The variance of columns of Q in QR decomposition of linear model in rstanarm

I’m trying to understand this article “Estimating regularized linear models with rstanarm”, but I’m having trouble with the section “Priors”. As background, we are working with the linear model under QR reparameterization:

y = X\beta + \alpha + \epsilon = Q\theta + \alpha +\epsilon,

where \theta = R\beta and \epsilon \sim N(0,\sigma_Y^2).

The vignette says:

To understand this prior, think about the equations that characterize the maximum likelihood solutions before observing the data on X and especially y

then

We can write its k th element as \theta_k=\rho_k \sigma_Y \sqrt{N-1} where ρ_k is the correlation between the k th column of Q and the outcome, σ_Y is the standard deviation of the outcome, and \sqrt{N−1} is the standard deviation of the k th column of Q.

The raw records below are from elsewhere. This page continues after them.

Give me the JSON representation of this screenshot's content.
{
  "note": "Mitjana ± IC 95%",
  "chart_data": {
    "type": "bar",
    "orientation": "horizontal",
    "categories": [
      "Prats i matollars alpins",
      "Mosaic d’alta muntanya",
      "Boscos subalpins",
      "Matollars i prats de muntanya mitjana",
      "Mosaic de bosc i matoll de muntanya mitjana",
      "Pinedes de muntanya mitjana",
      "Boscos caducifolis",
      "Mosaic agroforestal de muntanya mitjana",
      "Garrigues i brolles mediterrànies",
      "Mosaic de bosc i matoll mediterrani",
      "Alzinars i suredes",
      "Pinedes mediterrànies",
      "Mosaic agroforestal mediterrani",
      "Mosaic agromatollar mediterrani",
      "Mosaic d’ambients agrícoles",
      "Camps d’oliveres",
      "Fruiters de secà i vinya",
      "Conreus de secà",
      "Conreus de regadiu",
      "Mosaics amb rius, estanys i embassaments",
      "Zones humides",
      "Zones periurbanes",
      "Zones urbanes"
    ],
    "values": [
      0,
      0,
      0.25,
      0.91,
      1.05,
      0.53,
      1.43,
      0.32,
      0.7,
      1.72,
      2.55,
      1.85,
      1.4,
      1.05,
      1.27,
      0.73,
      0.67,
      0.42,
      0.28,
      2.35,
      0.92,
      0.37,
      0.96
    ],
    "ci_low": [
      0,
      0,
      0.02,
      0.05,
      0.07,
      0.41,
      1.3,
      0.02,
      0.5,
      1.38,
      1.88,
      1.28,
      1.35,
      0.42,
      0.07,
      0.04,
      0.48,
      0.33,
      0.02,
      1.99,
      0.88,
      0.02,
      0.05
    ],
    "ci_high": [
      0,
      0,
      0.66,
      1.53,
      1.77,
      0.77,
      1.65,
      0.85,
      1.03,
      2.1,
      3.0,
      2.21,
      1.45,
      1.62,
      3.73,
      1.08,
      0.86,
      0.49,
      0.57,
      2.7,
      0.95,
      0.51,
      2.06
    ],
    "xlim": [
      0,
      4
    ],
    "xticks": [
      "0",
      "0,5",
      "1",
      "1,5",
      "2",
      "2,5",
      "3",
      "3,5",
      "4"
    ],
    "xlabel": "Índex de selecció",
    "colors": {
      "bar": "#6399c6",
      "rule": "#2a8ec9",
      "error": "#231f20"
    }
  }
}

No proof is given for any of these statements and I’m having trouble working them out for myself. I am treating X as a matrix composed of iid random rows and am trying work out the consequent properties of the random QR decomposition.

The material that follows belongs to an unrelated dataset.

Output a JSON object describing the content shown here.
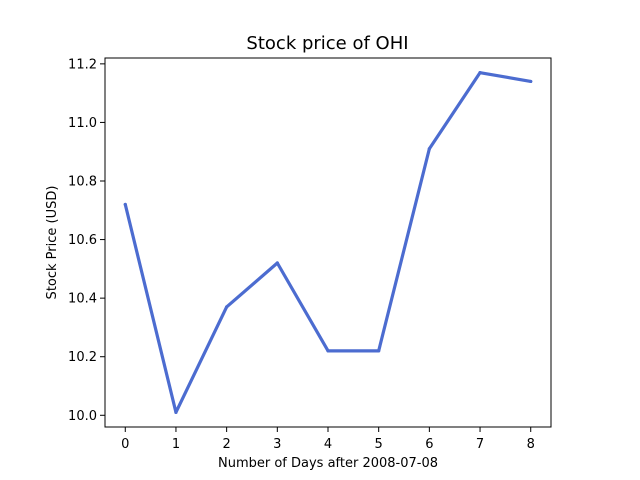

The matrix \mathbf{Q} has columns that all have a mean of zero and a sum of squares of 1. So, the sample variance is one over N - 1 and the sample standard deviation is the square root of that.

4 Likes

This morning I re-read the vignette and noticed that the predictors are centered, which cleared things up immediately. Thanks for the help!

That is true, although it would be essentially the same with an \mathbf{X} that is uncentered as long as it has a column of ones.